Uma mistura mais vendida que esgota logo no seu primeiro mês forte na prateleira de um retalhista raramente se deve a uma falha na previsão da procura. Deve-se, sim, a uma falha no timing da reposição: a encomenda do lote seguinte foi feita tarde demais em relação ao tempo que esse lote realmente demora a ser produzido, embalado e entregue. À medida que as vendas de uma marca de chá ou de frutos secos crescem, é exatamente no intervalo entre "devíamos repor em breve" e um ponto de disparo documentado que começam tanto as ruturas de stock como o excesso de stock.

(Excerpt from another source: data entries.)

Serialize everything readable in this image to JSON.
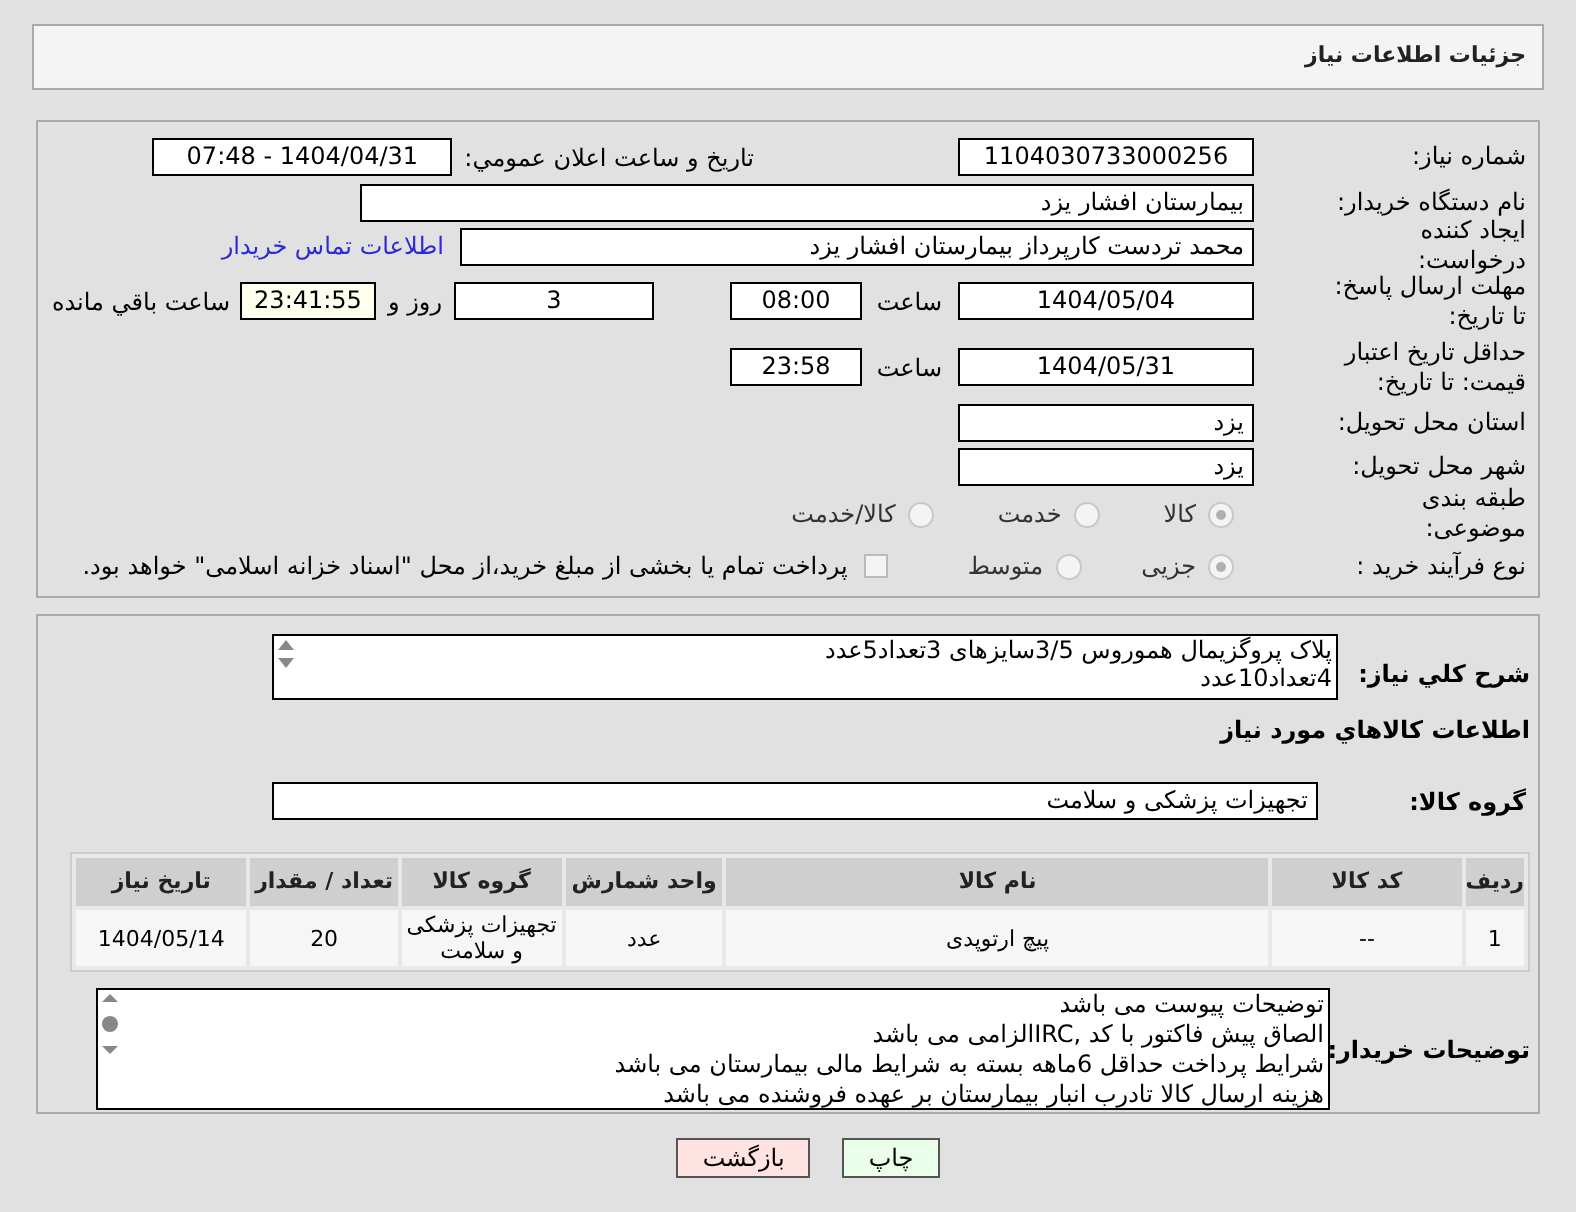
{
  "header": {
    "title": "جزئیات اطلاعات نیاز"
  },
  "need_number": {
    "label": "شماره نیاز:",
    "value": "1104030733000256"
  },
  "announce": {
    "label": "تاریخ و ساعت اعلان عمومي:",
    "value": "1404/04/31 - 07:48"
  },
  "buyer": {
    "label": "نام دستگاه خریدار:",
    "value": "بیمارستان افشار یزد"
  },
  "creator": {
    "label": "ایجاد کننده درخواست:",
    "value": "محمد تردست کارپرداز بیمارستان افشار یزد",
    "link": "اطلاعات تماس خریدار"
  },
  "deadline": {
    "label": "مهلت ارسال پاسخ: تا تاریخ:",
    "date": "1404/05/04",
    "time_label": "ساعت",
    "time": "08:00",
    "days": "3",
    "days_label": "روز و",
    "remaining": "23:41:55",
    "remaining_label": "ساعت باقي مانده"
  },
  "validity": {
    "label": "حداقل تاریخ اعتبار قیمت: تا تاریخ:",
    "date": "1404/05/31",
    "time_label": "ساعت",
    "time": "23:58"
  },
  "province": {
    "label": "استان محل تحویل:",
    "value": "یزد"
  },
  "city": {
    "label": "شهر محل تحویل:",
    "value": "یزد"
  },
  "category": {
    "label": "طبقه بندی موضوعی:",
    "options": [
      {
        "label": "کالا",
        "selected": true
      },
      {
        "label": "خدمت",
        "selected": false
      },
      {
        "label": "کالا/خدمت",
        "selected": false
      }
    ]
  },
  "process": {
    "label": "نوع فرآیند خرید :",
    "options": [
      {
        "label": "جزیی",
        "selected": true
      },
      {
        "label": "متوسط",
        "selected": false
      }
    ],
    "treasury": {
      "checked": false,
      "label": "پرداخت تمام یا بخشی از مبلغ خرید،از محل \"اسناد خزانه اسلامی\" خواهد بود."
    }
  },
  "description": {
    "label": "شرح کلي نياز:",
    "lines": [
      "پلاک پروگزیمال هموروس 3/5سایزهای 3تعداد5عدد",
      "4تعداد10عدد"
    ]
  },
  "goods_title": "اطلاعات کالاهاي مورد نياز",
  "goods_group": {
    "label": "گروه کالا:",
    "value": "تجهیزات پزشکی و سلامت"
  },
  "table": {
    "columns": [
      "ردیف",
      "کد کالا",
      "نام کالا",
      "واحد شمارش",
      "گروه کالا",
      "تعداد / مقدار",
      "تاریخ نیاز"
    ],
    "rows": [
      [
        "1",
        "--",
        "پیچ ارتوپدی",
        "عدد",
        "تجهیزات پزشکی و سلامت",
        "20",
        "1404/05/14"
      ]
    ]
  },
  "notes": {
    "label": "توضیحات خریدار:",
    "lines": [
      "توضیحات پیوست می باشد",
      "الصاق پیش فاکتور با کد  ,IRCالزامی می باشد",
      "شرایط پرداخت حداقل 6ماهه بسته به شرایط مالی بیمارستان می باشد",
      "هزینه ارسال کالا تادرب انبار بیمارستان بر عهدە فروشنده می باشد"
    ]
  },
  "buttons": [
    {
      "kind": "print",
      "label": "چاپ"
    },
    {
      "kind": "back",
      "label": "بازگشت"
    }
  ]
}
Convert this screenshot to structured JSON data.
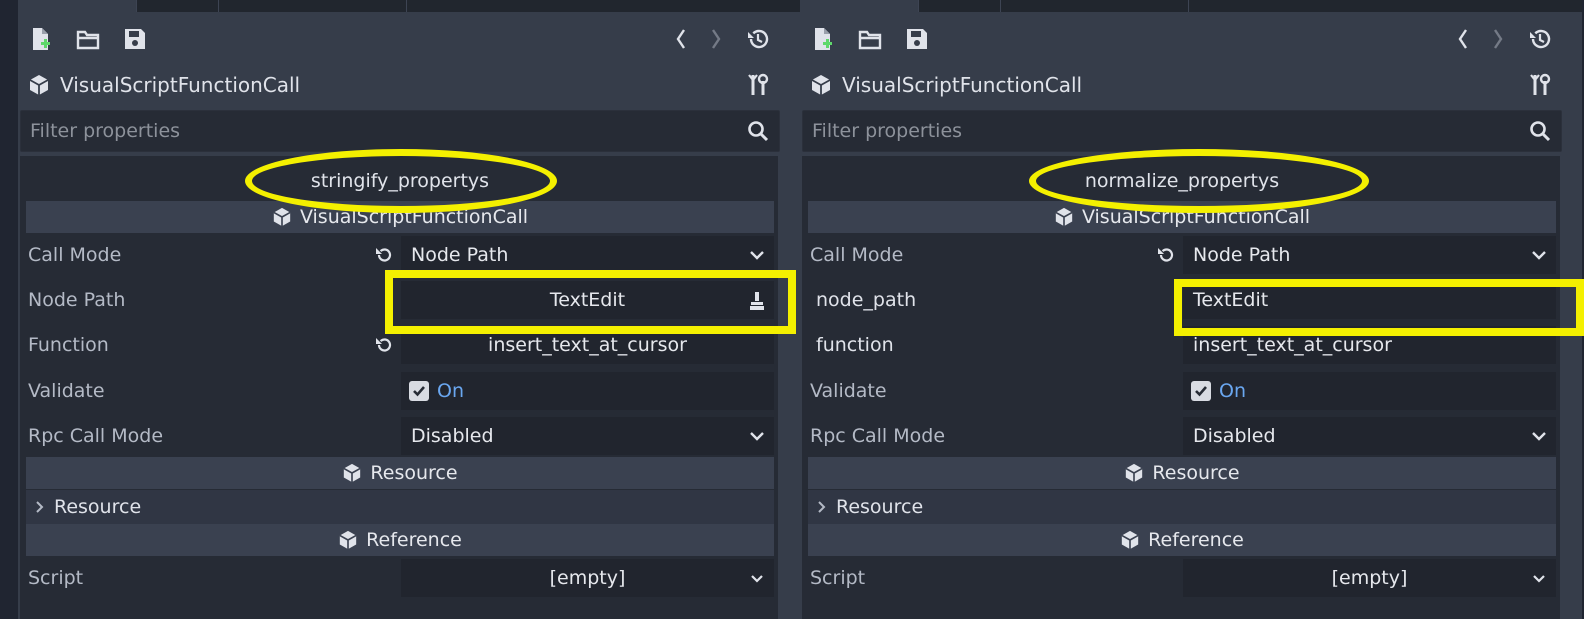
{
  "colors": {
    "highlight": "#f4f000",
    "on_text": "#6aa7f0"
  },
  "panels": [
    {
      "object_name": "VisualScriptFunctionCall",
      "filter_placeholder": "Filter properties",
      "section_title": "stringify_propertys",
      "category_main": "VisualScriptFunctionCall",
      "call_mode": {
        "label": "Call Mode",
        "value": "Node Path"
      },
      "node_path": {
        "label": "Node Path",
        "value": "TextEdit"
      },
      "function": {
        "label": "Function",
        "value": "insert_text_at_cursor"
      },
      "validate": {
        "label": "Validate",
        "value": "On"
      },
      "rpc": {
        "label": "Rpc Call Mode",
        "value": "Disabled"
      },
      "category_resource": "Resource",
      "subsection_resource": "Resource",
      "category_reference": "Reference",
      "script": {
        "label": "Script",
        "value": "[empty]"
      }
    },
    {
      "object_name": "VisualScriptFunctionCall",
      "filter_placeholder": "Filter properties",
      "section_title": "normalize_propertys",
      "category_main": "VisualScriptFunctionCall",
      "call_mode": {
        "label": "Call Mode",
        "value": "Node Path"
      },
      "node_path": {
        "label": "node_path",
        "value": "TextEdit"
      },
      "function": {
        "label": "function",
        "value": "insert_text_at_cursor"
      },
      "validate": {
        "label": "Validate",
        "value": "On"
      },
      "rpc": {
        "label": "Rpc Call Mode",
        "value": "Disabled"
      },
      "category_resource": "Resource",
      "subsection_resource": "Resource",
      "category_reference": "Reference",
      "script": {
        "label": "Script",
        "value": "[empty]"
      }
    }
  ]
}
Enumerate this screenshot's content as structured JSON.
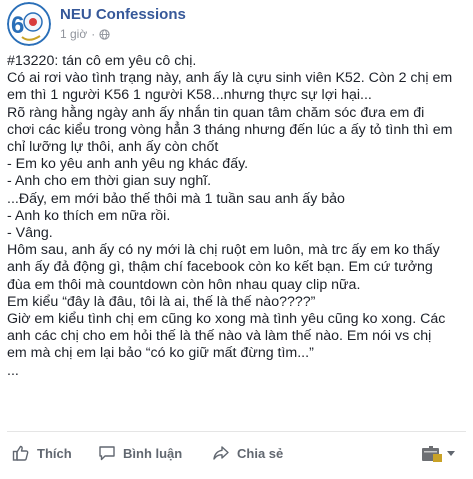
{
  "post": {
    "page_name": "NEU Confessions",
    "time": "1 giờ",
    "lines": [
      "#13220: tán cô em yêu cô chị.",
      "Có ai rơi vào tình trạng này, anh ấy là cựu sinh viên K52. Còn 2 chị em",
      "em thì 1 người K56 1 người K58...nhưng thực sự lợi hại...",
      "Rõ ràng hằng ngày anh ấy nhắn tin quan tâm chăm sóc đưa em đi",
      "chơi các kiểu trong vòng hẳn 3 tháng nhưng đến lúc a ấy tỏ tình thì em",
      "chỉ lưỡng lự thôi, anh ấy còn chốt",
      "- Em ko yêu anh anh yêu ng khác đấy.",
      "- Anh cho em thời gian suy nghĩ.",
      "...Đấy, em mới bảo thế thôi mà 1 tuần sau anh ấy bảo",
      "- Anh ko thích em nữa rồi.",
      "- Vâng.",
      "Hôm sau, anh ấy có ny mới là chị ruột em luôn, mà trc ấy em ko thấy",
      "anh ấy đả động gì, thậm chí facebook còn ko kết bạn. Em cứ tưởng",
      "đùa em thôi mà countdown còn hôn nhau quay clip nữa.",
      "Em kiểu “đây là đâu, tôi là ai, thế là thế nào????”",
      "Giờ em kiểu tình chị em cũng ko xong mà tình yêu cũng ko xong. Các",
      "anh các chị cho em hỏi thế là thế nào và làm thế nào. Em nói vs chị",
      "em mà chị em lại bảo “có ko giữ mất đừng tìm...”",
      "..."
    ]
  },
  "actions": {
    "like": "Thích",
    "comment": "Bình luận",
    "share": "Chia sẻ"
  },
  "colors": {
    "page_name": "#365899",
    "meta": "#90949c",
    "action": "#616770"
  }
}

Onde os problemas de reposição realmente começam
No início, um fundador pode repor por instinto, porque o volume é baixo e o armazém pequeno o suficiente para avaliar a olho. Esse instinto deixa de funcionar assim que uma marca adiciona simultaneamente uma segunda cadeia de retalho, uma conta de grossista e um canal de comércio eletrónico em crescimento, porque cada um consome stock a um ritmo e num calendário diferentes. A solução não é uma previsão mais complexa; é um gatilho simples e escrito: um nível de stock que significa "encomendar agora", calculado a partir de como o negócio realmente vende e de quanto tempo realmente demora a reposição.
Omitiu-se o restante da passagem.